100-Tages-Bilanz von Ursula von der Leyen fällt durchwachsen aus
Hinzu kommt eine tiefe Ernüchterung vor allem bei den deutschen Lobbyisten in Brüssel. Sie hatten sich über viele Jahre an einen deutschen EU-Kommissar Günther Oettinger gewöhnt, der keinen Empfang, keine Gelegenheit zu einer Rede und keine Besuchergruppe ausließ. Damit schuf er nicht nur große Nähe zu den Vertretern von Unternehmen und Verbänden, er trat aller europäischen Ausrichtung seines Kommissionsamtes zum Trotz auch als Kontaktmann für Deutschland auf. Nun stellt die Bundesrepublik zwar eine Präsidentin an der Spitze der Behörde, deren Amt bedingt aber eine hohe Neutralität und Unerreichbarkeit.
"Uns fehlt unser Mann in Brüssel", sagte ein hochrangiger Wirtschaftsvertreter gegenüber unserer Redaktion. "Wir kommen nicht an sie ran", drückte es der Statthalter eines großen deutschen Dax-Konzerns aus. Mit Namen will niemand zitiert werden, es könnte ja sein, dass dies die ohnehin knappen Zugangsmöglichkeiten noch stärker einschränkt. Das ist allerdings nicht nur der Preis, den die Lobbyisten eines Mitgliedslandes zahlen, wenn einer der Ihren Kommissionschef geworden ist. Es hat auch ein wenig mit der Art zu tun, wie "VdL", die ja auch im Brüsseler Kommissionsgebäude selbst wohnt, nach außen durch langjährige Vertraute abgeschirmt wird.
EU-Kommissionspräsidentin von der Leyen löste hohe Erwartungen aus
Intern präsentiert sich die Chefin sehr viel offener und keineswegs so strikt und dogmatisch, wie sie bisweilen erscheint. Den Kreis ihrer Exekutiv-Vizepräsidenten, Vizepräsidenten und "normalen" EU-Kommissare leite sie sehr kollegial, heißt es. In den Sitzungen des Kollegiums der 27 Alphatiere höre "VdL" "viel zu" und nehme Anregungen "aufmerksam" auf. Manch einer wünscht sich zwar "mehr Führung", aber alle genießen es, dass von der Leyen nicht alles alleine macht, sondern – wie bei der Vorstellung des Coronavirus-Aktionsprogramms – gleich eine ganze Riege ihrer zuständigen Kollegen mitbringt und auch diese glänzen lasse.

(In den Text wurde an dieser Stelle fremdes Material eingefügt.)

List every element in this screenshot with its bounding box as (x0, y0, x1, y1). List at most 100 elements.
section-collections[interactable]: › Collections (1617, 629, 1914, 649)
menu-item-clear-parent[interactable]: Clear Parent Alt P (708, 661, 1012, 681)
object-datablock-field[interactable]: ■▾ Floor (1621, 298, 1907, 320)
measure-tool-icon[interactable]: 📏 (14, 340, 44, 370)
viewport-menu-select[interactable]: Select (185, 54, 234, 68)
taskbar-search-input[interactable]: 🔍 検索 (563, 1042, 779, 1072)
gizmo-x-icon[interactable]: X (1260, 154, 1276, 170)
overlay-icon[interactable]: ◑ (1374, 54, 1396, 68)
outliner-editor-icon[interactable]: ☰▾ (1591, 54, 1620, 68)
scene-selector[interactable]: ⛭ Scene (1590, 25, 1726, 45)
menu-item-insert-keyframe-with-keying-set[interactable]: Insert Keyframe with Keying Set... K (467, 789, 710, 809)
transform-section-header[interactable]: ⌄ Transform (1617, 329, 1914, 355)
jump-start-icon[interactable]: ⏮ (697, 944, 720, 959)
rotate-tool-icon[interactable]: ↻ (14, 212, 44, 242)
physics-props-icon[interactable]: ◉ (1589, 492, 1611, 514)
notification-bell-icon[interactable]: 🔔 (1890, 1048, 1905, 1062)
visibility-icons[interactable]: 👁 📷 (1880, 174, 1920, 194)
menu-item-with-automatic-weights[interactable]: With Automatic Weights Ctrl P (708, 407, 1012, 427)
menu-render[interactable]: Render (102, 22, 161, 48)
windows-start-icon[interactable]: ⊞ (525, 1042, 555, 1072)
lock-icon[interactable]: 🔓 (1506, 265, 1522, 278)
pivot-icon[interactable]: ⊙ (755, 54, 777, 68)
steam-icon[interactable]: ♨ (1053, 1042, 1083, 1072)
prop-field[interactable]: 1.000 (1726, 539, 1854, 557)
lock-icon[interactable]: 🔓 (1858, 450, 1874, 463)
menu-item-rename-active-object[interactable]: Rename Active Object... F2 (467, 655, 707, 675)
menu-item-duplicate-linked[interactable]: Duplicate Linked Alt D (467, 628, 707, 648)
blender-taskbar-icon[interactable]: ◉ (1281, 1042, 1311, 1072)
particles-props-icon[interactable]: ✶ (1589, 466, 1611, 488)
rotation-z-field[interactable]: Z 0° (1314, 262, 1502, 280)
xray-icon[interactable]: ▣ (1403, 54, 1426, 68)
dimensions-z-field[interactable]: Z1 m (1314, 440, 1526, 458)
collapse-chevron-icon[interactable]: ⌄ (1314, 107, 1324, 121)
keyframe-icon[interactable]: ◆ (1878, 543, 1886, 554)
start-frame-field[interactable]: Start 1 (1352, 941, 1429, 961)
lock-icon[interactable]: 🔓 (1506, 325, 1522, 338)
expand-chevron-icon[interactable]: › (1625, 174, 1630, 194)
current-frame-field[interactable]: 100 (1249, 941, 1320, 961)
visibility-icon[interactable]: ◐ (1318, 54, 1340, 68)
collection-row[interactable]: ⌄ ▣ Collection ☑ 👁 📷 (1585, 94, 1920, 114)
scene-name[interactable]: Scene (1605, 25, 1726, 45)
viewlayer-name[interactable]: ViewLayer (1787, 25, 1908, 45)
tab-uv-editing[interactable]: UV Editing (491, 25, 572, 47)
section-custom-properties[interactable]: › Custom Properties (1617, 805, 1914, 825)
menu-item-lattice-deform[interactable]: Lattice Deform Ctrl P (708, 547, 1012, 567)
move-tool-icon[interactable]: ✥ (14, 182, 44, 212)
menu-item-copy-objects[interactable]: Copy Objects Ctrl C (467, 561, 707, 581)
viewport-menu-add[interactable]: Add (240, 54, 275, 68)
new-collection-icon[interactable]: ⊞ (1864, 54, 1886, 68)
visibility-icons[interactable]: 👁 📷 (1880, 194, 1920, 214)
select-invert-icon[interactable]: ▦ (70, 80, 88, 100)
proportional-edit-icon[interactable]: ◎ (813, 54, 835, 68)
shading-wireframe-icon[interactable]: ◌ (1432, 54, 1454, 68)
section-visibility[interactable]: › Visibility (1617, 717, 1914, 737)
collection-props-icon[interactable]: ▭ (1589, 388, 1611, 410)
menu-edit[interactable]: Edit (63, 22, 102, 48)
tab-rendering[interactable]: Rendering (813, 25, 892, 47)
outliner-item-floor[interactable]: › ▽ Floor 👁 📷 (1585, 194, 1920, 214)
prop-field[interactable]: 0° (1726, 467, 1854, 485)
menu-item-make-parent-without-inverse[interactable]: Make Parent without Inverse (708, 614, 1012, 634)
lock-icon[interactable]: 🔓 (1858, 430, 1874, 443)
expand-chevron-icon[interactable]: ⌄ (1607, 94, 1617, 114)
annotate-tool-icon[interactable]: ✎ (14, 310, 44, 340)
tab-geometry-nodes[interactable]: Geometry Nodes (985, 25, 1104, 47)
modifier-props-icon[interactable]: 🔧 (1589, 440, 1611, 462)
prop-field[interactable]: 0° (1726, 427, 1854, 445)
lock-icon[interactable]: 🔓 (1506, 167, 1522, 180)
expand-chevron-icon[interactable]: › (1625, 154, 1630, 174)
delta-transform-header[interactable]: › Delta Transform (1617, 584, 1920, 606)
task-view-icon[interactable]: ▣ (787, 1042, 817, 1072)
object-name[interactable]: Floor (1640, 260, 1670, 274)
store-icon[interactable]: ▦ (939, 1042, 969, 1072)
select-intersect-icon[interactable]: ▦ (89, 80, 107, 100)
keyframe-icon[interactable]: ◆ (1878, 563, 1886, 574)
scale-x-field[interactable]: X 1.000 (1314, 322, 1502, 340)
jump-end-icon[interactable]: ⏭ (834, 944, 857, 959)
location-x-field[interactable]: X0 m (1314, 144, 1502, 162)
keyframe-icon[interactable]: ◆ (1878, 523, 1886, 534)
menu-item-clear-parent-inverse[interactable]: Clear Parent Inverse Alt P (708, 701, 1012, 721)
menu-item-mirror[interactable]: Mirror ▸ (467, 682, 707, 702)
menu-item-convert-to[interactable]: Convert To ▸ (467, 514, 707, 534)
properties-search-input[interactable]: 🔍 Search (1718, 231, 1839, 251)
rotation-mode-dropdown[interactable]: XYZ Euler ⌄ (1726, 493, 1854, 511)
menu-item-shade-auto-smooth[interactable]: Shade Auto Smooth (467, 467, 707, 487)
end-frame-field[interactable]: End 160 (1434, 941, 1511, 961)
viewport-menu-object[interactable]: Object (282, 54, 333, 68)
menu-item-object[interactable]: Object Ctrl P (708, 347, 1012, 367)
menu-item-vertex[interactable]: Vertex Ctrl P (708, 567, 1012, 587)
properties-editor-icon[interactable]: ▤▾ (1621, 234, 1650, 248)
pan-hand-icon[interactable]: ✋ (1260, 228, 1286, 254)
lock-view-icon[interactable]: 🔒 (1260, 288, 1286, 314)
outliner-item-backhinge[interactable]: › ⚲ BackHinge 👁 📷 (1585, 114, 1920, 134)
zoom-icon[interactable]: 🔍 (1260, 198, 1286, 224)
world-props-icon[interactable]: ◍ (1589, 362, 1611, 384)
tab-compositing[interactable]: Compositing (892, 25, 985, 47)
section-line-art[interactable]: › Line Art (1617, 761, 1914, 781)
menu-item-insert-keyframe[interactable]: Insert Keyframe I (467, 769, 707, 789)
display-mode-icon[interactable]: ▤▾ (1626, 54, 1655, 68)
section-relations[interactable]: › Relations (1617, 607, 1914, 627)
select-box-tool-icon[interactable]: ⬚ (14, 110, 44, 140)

Am Montag sprach sie selbst von einem "fantastischen Team" – wer hört das nicht gerne? So schwanken die Benotungen, je nachdem, wen man fragt, zwischen "Zwei" und "Vier". Wenn man das übersetzt, heißt das wohl so viel wie: Die neue Kommissionspräsidentin hat selbst hohe Erwartungen ausgelöst. Erfüllt hat sie diese nicht. Aber dafür hat sie ja noch knapp 1700 Tage Zeit.